Virtual Wards FAQ
A virtual ward is where a patient receives hospital standards of care in the comfort of their own home.
The NHS England definition is ‘a safe and efficient alternative to bedded hospital care that is enabled by technology’.
Virtual wards help patients who would otherwise be in hospital to receive the level of care, monitoring and treatment they need in the place they call home using, if appropriate, straightforward medical and technological devices. They prevent avoidable admissions into hospital and support early discharge out of hospital.
Virtual wards can improve the patient experience:
- Reassurance: patients know they’re being monitored on an ongoing basis.
- Convenience and choice: patients can receive care and treatment at home, where they often prefer to be, rather than in a clinical setting.
- Wellbeing: research shows that being at home – where patients can see friends, family and pets – is much better for their physical health, mental wellbeing and overall recovery rate.
We also know that if people stay too long in hospital, they can experience serious deconditioning with reduction in muscle strength that affects their mobility, which can be hard to recover from. The virtual ward approach enables patients to have all the benefits of home – such as privacy, their own bed, peace and quiet – with the wraparound care of a dedicated clinical team reviewing them remotely, and face-to-face when needed.
We know that the positive impact of this is that more patients maintain their independence and ability to remain in their own home and are less likely to need to be re-admitted to hospital.
Virtual wards can support alternatives to a hospital admission as well as the safe and earlier discharge of patients from hospital, enabling patients to be monitored until their treatment is complete. This can:
- Reduce hospital admissions and free up beds.
- Reduce the length of time a patient spends in hospital.
In addition, NHS staff tell us:
- People on virtual wards have access to a range of health and care professionals enabling more holistic and person-centred care.
- Virtual wards help develop a more collaborative culture.

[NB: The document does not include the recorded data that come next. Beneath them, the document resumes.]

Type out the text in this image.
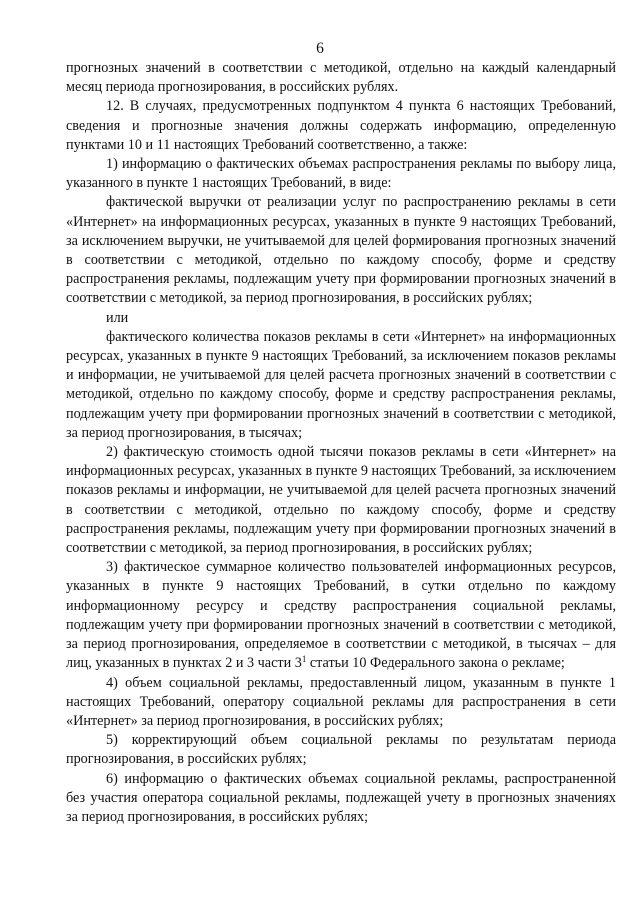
6

прогнозных значений в соответствии с методикой, отдельно на каждый календарный месяц периода прогнозирования, в российских рублях.

12. В случаях, предусмотренных подпунктом 4 пункта 6 настоящих Требований, сведения и прогнозные значения должны содержать информацию, определенную пунктами 10 и 11 настоящих Требований соответственно, а также:

1) информацию о фактических объемах распространения рекламы по выбору лица, указанного в пункте 1 настоящих Требований, в виде:

фактической выручки от реализации услуг по распространению рекламы в сети «Интернет» на информационных ресурсах, указанных в пункте 9 настоящих Требований, за исключением выручки, не учитываемой для целей формирования прогнозных значений в соответствии с методикой, отдельно по каждому способу, форме и средству распространения рекламы, подлежащим учету при формировании прогнозных значений в соответствии с методикой, за период прогнозирования, в российских рублях;

или

фактического количества показов рекламы в сети «Интернет» на информационных ресурсах, указанных в пункте 9 настоящих Требований, за исключением показов рекламы и информации, не учитываемой для целей расчета прогнозных значений в соответствии с методикой, отдельно по каждому способу, форме и средству распространения рекламы, подлежащим учету при формировании прогнозных значений в соответствии с методикой, за период прогнозирования, в тысячах;

2) фактическую стоимость одной тысячи показов рекламы в сети «Интернет» на информационных ресурсах, указанных в пункте 9 настоящих Требований, за исключением показов рекламы и информации, не учитываемой для целей расчета прогнозных значений в соответствии с методикой, отдельно по каждому способу, форме и средству распространения рекламы, подлежащим учету при формировании прогнозных значений в соответствии с методикой, за период прогнозирования, в российских рублях;

3) фактическое суммарное количество пользователей информационных ресурсов, указанных в пункте 9 настоящих Требований, в сутки отдельно по каждому информационному ресурсу и средству распространения социальной рекламы, подлежащим учету при формировании прогнозных значений в соответствии с методикой, за период прогнозирования, определяемое в соответствии с методикой, в тысячах – для лиц, указанных в пунктах 2 и 3 части $3^1$ статьи 10 Федерального закона о рекламе;

4) объем социальной рекламы, предоставленный лицом, указанным в пункте 1 настоящих Требований, оператору социальной рекламы для распространения в сети «Интернет» за период прогнозирования, в российских рублях;

5) корректирующий объем социальной рекламы по результатам периода прогнозирования, в российских рублях;

6) информацию о фактических объемах социальной рекламы, распространенной без участия оператора социальной рекламы, подлежащей учету в прогнозных значениях за период прогнозирования, в российских рублях;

- Professional development is actively promoted, and staff derive more professional satisfaction.
Integrated care systems (ICSs) are being asked to maximise the roll-out of virtual wards to deliver care for patients at home who would otherwise have to be treated in hospital, by enabling earlier supported discharge and providing alternatives to admission.
By December 2023, NHSE expects ICSs to achieve a national ambition of 40–50 virtual beds per 100,000 population. For Shropshire, Telford and Wrekin this equates to 250 virtual beds.

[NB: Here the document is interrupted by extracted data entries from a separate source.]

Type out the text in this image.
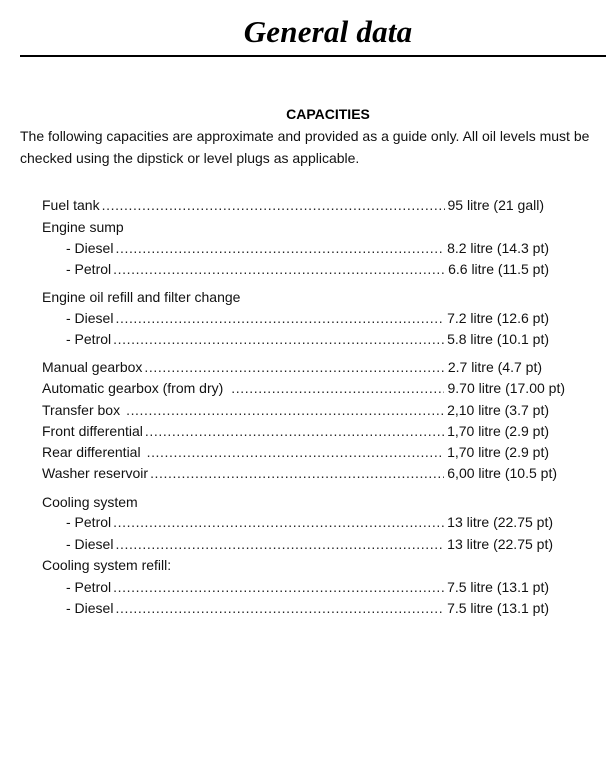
General data
CAPACITIES

The following capacities are approximate and provided as a guide only. All oil levels must be checked using the dipstick or level plugs as applicable.

Fuel tank .....	95 litre (21 gall)
Engine sump
- Diesel .....	8.2 litre (14.3 pt)
- Petrol .....	6.6 litre (11.5 pt)
Engine oil refill and filter change
- Diesel .....	7.2 litre (12.6 pt)
- Petrol .....	5.8 litre (10.1 pt)
Manual gearbox .....	2.7 litre (4.7 pt)
Automatic gearbox (from dry) .....	9.70 litre (17.00 pt)
Transfer box .....	2,10 litre (3.7 pt)
Front differential .....	1,70 litre (2.9 pt)
Rear differential .....	1,70 litre (2.9 pt)
Washer reservoir .....	6,00 litre (10.5 pt)
Cooling system
- Petrol .....	13 litre (22.75 pt)
- Diesel .....	13 litre (22.75 pt)
Cooling system refill:
- Petrol .....	7.5 litre (13.1 pt)
- Diesel .....	7.5 litre (13.1 pt)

The NHS 2022/23 Priorities and Operational Planning Guidance reconfirmed the ongoing need to transform and build the capacity of community services to deliver more care at home and improve hospital discharge.
The latest guidance states that virtual wards should:
- Fully exploit remote monitoring technology and wider digital platforms to deliver effective and efficient care.
- Manage length of stay in virtual wards through establishing clear criteria for admission into and residing on services.
- Only be used for patients who would otherwise be admitted to an NHS acute hospital bed or to facilitate early discharge.
NHS organisations are commissioning approved technology suppliers via the Crown Commercial Service’s procurement system to provide digital platforms and technology to support virtual wards. Members of this framework must demonstrate that they meet required standards across clinical safety, data protection, cybersecurity, interoperability and accessibility.